Things change – sometimes dramatically. Nixon goes to China (1972). The Red Sox win baseball’s World Series (2004). Obama goes to Cuba (2016).
These developments, surprising to many when they occur and seemingly happening “overnight”, reflect considerable advance preparation. The initial organizational planning, resource allocation and communications all take place months or even years prior to the event itself.
With spring now upon us in the northern hemisphere, is it time for compliance chiefs to start “planting some seeds” - making plans and preparations relating to significant compliance program changes you’d like to introduce now or in future periods? For example, if automating certain compliance management aspects of your program is part of your strategic plan to improve compliance operations and/or is a response to your CFO’s relentless push for corporate support organizations to “do more with less”, consider the following three planning steps:
1. Been there, done that
Don’t reinvent the wheel. In many organizations, a human resources information system (HRIS) already helps manage repetitive and routine HR tasks that used to be entirely manual, such as on-boarding, benefits management and performance reviews. Confer with your HR peers to explore how that change was accomplished and what “lessons learned” may apply to your plans for automating compliance with a software solution at your company. Other sources of this type of advice: fellow compliance chiefs at other companies that have already automated aspects of compliance.
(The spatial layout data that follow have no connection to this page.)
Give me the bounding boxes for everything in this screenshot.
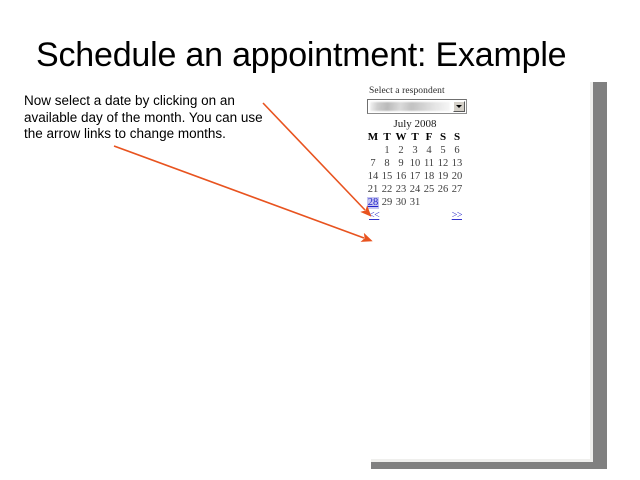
weekday-header: S <box>436 131 450 144</box>
calendar-week-row: 21222324252627 <box>366 183 464 196</box>
slide-shadow-bottom <box>371 462 607 469</box>
calendar-day: 25 <box>422 183 436 196</box>
calendar-day-empty <box>450 196 464 209</box>
calendar-day: 10 <box>408 157 422 170</box>
respondent-select[interactable] <box>367 99 467 114</box>
calendar-day-empty <box>422 196 436 209</box>
calendar-week-row: 123456 <box>366 144 464 157</box>
calendar-day: 26 <box>436 183 450 196</box>
weekday-header: W <box>394 131 408 144</box>
calendar-grid: M T W T F S S 12345678910111213141516171… <box>366 131 464 209</box>
instruction-text: Now select a date by clicking on an avai… <box>24 93 270 143</box>
calendar-day: 15 <box>380 170 394 183</box>
calendar-nav: << >> <box>366 210 464 224</box>
calendar-day: 22 <box>380 183 394 196</box>
chevron-down-icon[interactable] <box>453 101 465 112</box>
respondent-selected-value <box>370 102 450 111</box>
calendar-week-row: 78910111213 <box>366 157 464 170</box>
calendar-week-row: 28293031 <box>366 196 464 209</box>
calendar-widget: Select a respondent July 2008 M T W T F … <box>366 86 476 224</box>
calendar-day: 4 <box>422 144 436 157</box>
calendar-day: 1 <box>380 144 394 157</box>
page-title: Schedule an appointment: Example <box>36 36 616 75</box>
calendar-day: 20 <box>450 170 464 183</box>
calendar-weekday-header-row: M T W T F S S <box>366 131 464 144</box>
next-month-link[interactable]: >> <box>452 210 462 221</box>
calendar-day: 18 <box>422 170 436 183</box>
calendar-day: 16 <box>394 170 408 183</box>
calendar-week-row: 14151617181920 <box>366 170 464 183</box>
calendar-day-link[interactable]: 28 <box>367 197 380 209</box>
calendar-day: 29 <box>380 196 394 209</box>
slide-canvas: Schedule an appointment: Example Now sel… <box>0 0 640 480</box>
calendar-day: 23 <box>394 183 408 196</box>
calendar-day: 14 <box>366 170 380 183</box>
slide-shadow-right <box>593 82 607 463</box>
calendar-day: 6 <box>450 144 464 157</box>
calendar-day-empty <box>436 196 450 209</box>
weekday-header: M <box>366 131 380 144</box>
calendar-day: 13 <box>450 157 464 170</box>
weekday-header: T <box>380 131 394 144</box>
calendar-day: 8 <box>380 157 394 170</box>
calendar-day: 5 <box>436 144 450 157</box>
calendar-day: 7 <box>366 157 380 170</box>
calendar-day: 21 <box>366 183 380 196</box>
arrow-to-month-nav <box>114 146 364 238</box>
calendar-day: 9 <box>394 157 408 170</box>
respondent-label: Select a respondent <box>369 86 476 96</box>
calendar-day: 30 <box>394 196 408 209</box>
weekday-header: F <box>422 131 436 144</box>
previous-month-link[interactable]: << <box>369 210 379 221</box>
calendar-day-selectable[interactable]: 28 <box>366 196 380 209</box>
weekday-header: S <box>450 131 464 144</box>
calendar-day: 31 <box>408 196 422 209</box>
calendar-day: 24 <box>408 183 422 196</box>
weekday-header: T <box>408 131 422 144</box>
calendar-day: 2 <box>394 144 408 157</box>
calendar-day-empty <box>366 144 380 157</box>
calendar-day: 17 <box>408 170 422 183</box>
calendar-month-title: July 2008 <box>366 118 464 130</box>
calendar-day: 11 <box>422 157 436 170</box>
arrow-to-date-grid <box>263 103 365 210</box>
calendar-day: 3 <box>408 144 422 157</box>
calendar-day: 12 <box>436 157 450 170</box>
calendar-day: 19 <box>436 170 450 183</box>
calendar-body: 1234567891011121314151617181920212223242… <box>366 144 464 209</box>
calendar-day: 27 <box>450 183 464 196</box>
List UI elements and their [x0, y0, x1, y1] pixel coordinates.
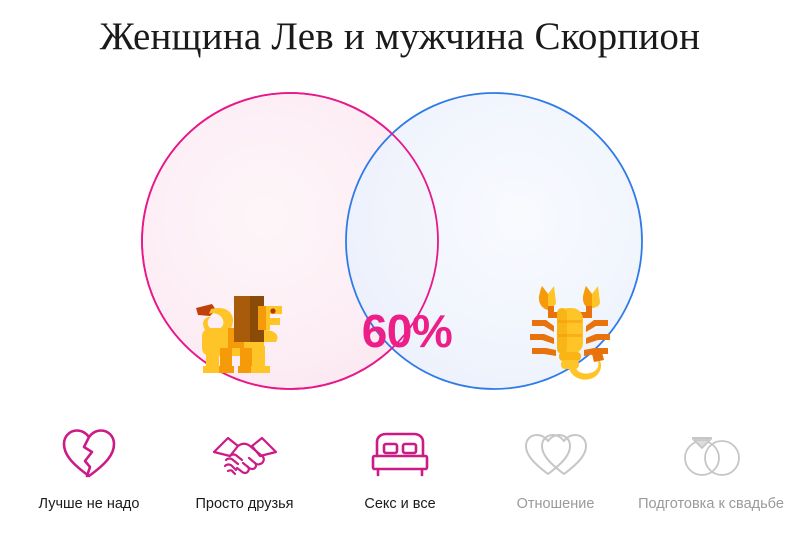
handshake-icon: [212, 425, 278, 483]
stage-label: Отношение: [517, 495, 595, 513]
stage-label: Секс и все: [364, 495, 435, 513]
stage-label: Лучше не надо: [39, 495, 140, 513]
compatibility-percent: 60%: [337, 304, 477, 358]
wedding-rings-icon: [675, 425, 747, 483]
stage-item-podgotovka-k-svadbe[interactable]: Подготовка к свадьбе: [636, 425, 786, 513]
stage-label: Просто друзья: [195, 495, 293, 513]
compatibility-venn-diagram: 60%: [0, 88, 800, 398]
broken-heart-icon: [61, 425, 117, 483]
stage-item-seks-i-vse[interactable]: Секс и все: [325, 425, 475, 513]
bed-icon: [369, 425, 431, 483]
two-hearts-icon: [523, 425, 589, 483]
page-title: Женщина Лев и мужчина Скорпион: [0, 12, 800, 62]
scorpion-icon: [524, 280, 616, 389]
stage-item-prosto-druzya[interactable]: Просто друзья: [170, 425, 320, 513]
stage-item-luchshe-ne-nado[interactable]: Лучше не надо: [14, 425, 164, 513]
lion-icon: [178, 284, 282, 385]
stage-item-otnoshenie[interactable]: Отношение: [481, 425, 631, 513]
relationship-stage-list: Лучше не надо Просто друзья: [0, 425, 800, 535]
stage-label: Подготовка к свадьбе: [638, 495, 784, 513]
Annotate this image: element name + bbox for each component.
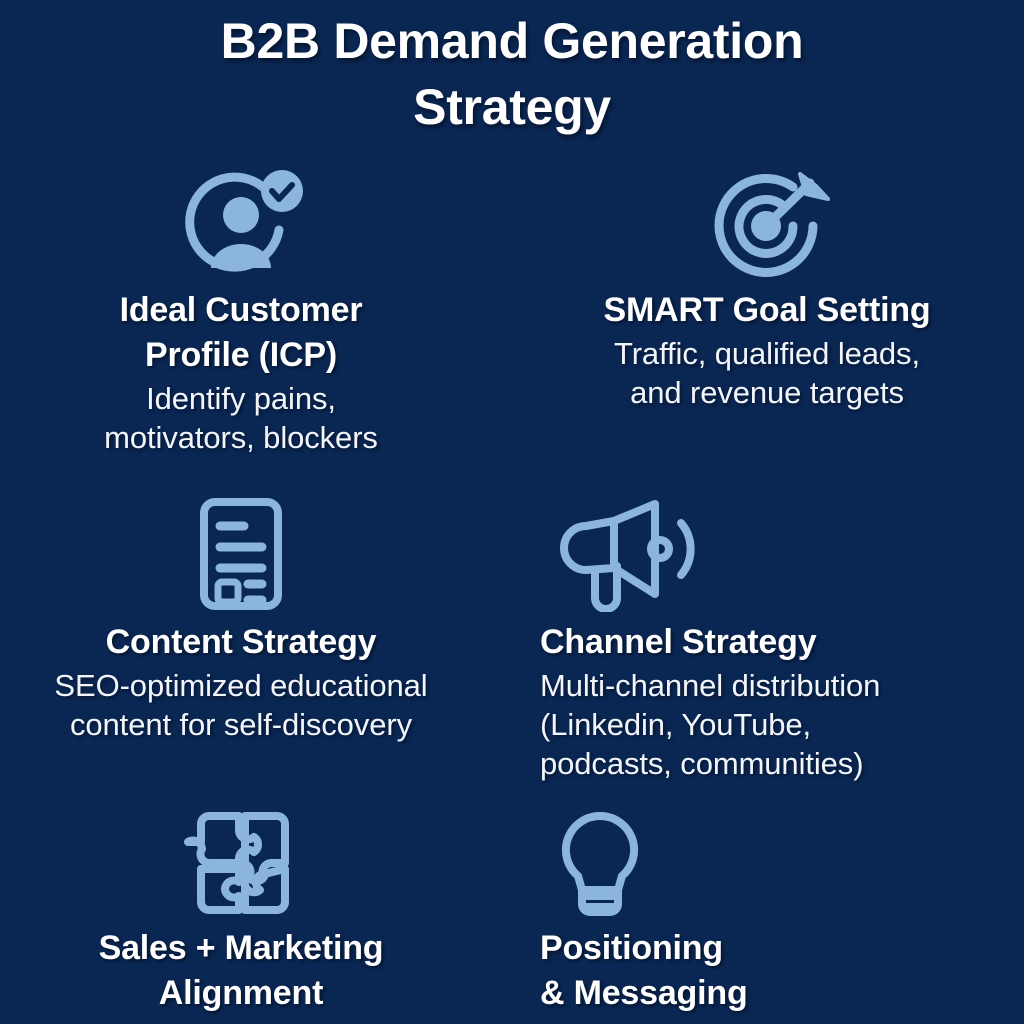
- megaphone-icon: [532, 496, 1002, 612]
- card-description: Identify pains, motivators, blockers: [6, 379, 476, 457]
- card-title: SMART Goal Setting: [532, 288, 1002, 333]
- infographic-canvas: B2B Demand Generation Strategy Ideal Cus…: [0, 0, 1024, 1024]
- card-positioning-messaging: Positioning & Messaging: [532, 808, 1002, 1017]
- card-title: Positioning & Messaging: [532, 926, 1002, 1016]
- card-description: Multi-channel distribution (Linkedin, Yo…: [532, 666, 1002, 783]
- target-arrow-icon: [532, 168, 1002, 280]
- card-description: SEO-optimized educational content for se…: [6, 666, 476, 744]
- card-title: Content Strategy: [6, 620, 476, 665]
- document-lines-icon: [6, 496, 476, 612]
- card-content-strategy: Content Strategy SEO-optimized education…: [6, 496, 476, 744]
- card-title: Sales + Marketing Alignment: [6, 926, 476, 1016]
- card-title: Channel Strategy: [532, 620, 1002, 665]
- card-smart-goal-setting: SMART Goal Setting Traffic, qualified le…: [532, 168, 1002, 412]
- card-ideal-customer-profile: Ideal Customer Profile (ICP) Identify pa…: [6, 168, 476, 458]
- page-title: B2B Demand Generation Strategy: [0, 8, 1024, 140]
- card-description: Traffic, qualified leads, and revenue ta…: [532, 334, 1002, 412]
- user-check-icon: [6, 168, 476, 280]
- card-title: Ideal Customer Profile (ICP): [6, 288, 476, 378]
- lightbulb-icon: [532, 808, 1002, 918]
- card-channel-strategy: Channel Strategy Multi-channel distribut…: [532, 496, 1002, 783]
- card-sales-marketing-alignment: Sales + Marketing Alignment: [6, 808, 476, 1017]
- puzzle-pieces-icon: [6, 808, 476, 918]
2. Go with the (technical) flow
For data security, cost and efficiency reasons, most compliance automation software is now web-based (referred to as “the cloud”) and provided in a software as a service (SaaS) form. What is your organization’s present IT configuration and its planned IT strategy and road map, and does it involve a migration from legacy premises-based to cloud-based software? As a function of the answers to the latter, how can you best position your compliance automation approach to support your IT VP’s future directions? Confer with your IT peers; you may find allies that embrace your compliance automation ideas as part of their own priorities.
3. Raise awareness – where it matters
Compliance chiefs periodically discuss subject matter and department management trends with their management teams and boards. Add automation to the next such discussion, and be prepared to discuss the cost/benefits as applied to your company’s and your department’s specific facts and circumstances. You may be pleasantly surprised at the “go, go, go” response during the first discussion. But even if there is just a polite nodding of heads at this first exposure to the concept, you will have begun the process of planting automation seeds for the future.